Personal information
- Full name: Christopher Jackson Parry
- Born: 31 July 1934 Barnet, Hertfordshire, England
- Died: 4 March 2021 (aged 86) London, England
- Batting: Right-handed
- Bowling: Right-arm off break

Domestic team information
- 1968–1977: Buckinghamshire

Career statistics
| Competition | List A |
| Matches | 4 |
| Runs scored | 10 |
| Batting average | 5.00 |
| 100s/50s | –/– |
| Top score | 10 |
| Balls bowled | 90 |
| Wickets | 4 |
| Bowling average | 21.75 |
| 5 wickets in innings | – |
| 10 wickets in match | – |
| Best bowling | 3/61 |
| Catches/stumpings | –/– |
- Source: Cricinfo, 7 May 2011

= Christopher Parry =

English cricketer (1934–2021)

Christopher Jackson Parry (31 July 1934 – 4 March 2021) was a former English cricketer. Parry was a right-handed batsman who bowled right-arm off break. He was born in Barnet, Hertfordshire.
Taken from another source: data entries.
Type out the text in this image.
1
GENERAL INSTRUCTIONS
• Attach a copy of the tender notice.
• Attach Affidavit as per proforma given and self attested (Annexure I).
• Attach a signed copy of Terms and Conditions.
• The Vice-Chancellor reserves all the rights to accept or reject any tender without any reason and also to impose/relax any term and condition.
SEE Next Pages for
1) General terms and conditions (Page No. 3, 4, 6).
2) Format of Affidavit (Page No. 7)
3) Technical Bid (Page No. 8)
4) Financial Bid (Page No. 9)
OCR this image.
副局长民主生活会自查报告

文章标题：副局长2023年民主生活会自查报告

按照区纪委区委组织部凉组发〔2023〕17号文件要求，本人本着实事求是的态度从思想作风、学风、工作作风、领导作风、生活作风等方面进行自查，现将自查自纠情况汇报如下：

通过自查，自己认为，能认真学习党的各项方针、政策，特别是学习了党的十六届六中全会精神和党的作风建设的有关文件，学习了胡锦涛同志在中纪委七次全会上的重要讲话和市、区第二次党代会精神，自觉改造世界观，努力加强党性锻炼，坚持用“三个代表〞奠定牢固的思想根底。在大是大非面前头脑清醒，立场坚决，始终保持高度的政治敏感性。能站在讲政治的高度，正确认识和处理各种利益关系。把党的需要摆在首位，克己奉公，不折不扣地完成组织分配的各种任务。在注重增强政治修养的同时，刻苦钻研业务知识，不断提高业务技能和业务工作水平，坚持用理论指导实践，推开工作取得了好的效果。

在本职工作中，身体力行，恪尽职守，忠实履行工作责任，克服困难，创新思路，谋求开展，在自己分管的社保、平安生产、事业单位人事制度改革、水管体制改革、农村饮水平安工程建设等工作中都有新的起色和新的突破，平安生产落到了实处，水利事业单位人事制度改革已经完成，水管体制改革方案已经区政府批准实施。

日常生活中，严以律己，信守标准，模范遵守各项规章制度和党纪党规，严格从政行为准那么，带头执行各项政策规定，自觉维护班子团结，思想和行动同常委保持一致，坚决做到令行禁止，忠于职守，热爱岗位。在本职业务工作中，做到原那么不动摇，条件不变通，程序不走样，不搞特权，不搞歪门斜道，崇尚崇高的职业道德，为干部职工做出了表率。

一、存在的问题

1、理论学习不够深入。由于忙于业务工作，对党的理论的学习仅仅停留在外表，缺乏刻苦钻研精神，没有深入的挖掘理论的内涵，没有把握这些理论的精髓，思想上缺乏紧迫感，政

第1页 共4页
Parry made his debut for Buckinghamshire in the 1968 Minor Counties Championship against Berkshire. Parry played Minor counties cricket for Buckinghamshire from 1968 to 1977, which included 72 Minor Counties Championship matches. In 1970, he made his List A debut against Bedfordshire in the Gillette Cup. He played 3 further List A matches for Buckinghamshire, the last coming against Glamorgan in the 1972 Gillette Cup. In his 4 List A matches, he scored 10 runs at a batting average of 5.00, with a high score of 10. With the ball he took 4 wickets at a bowling average of 21.75, with best figures of 3/61.

Parry died in London on 4 March 2021, at the age of 86.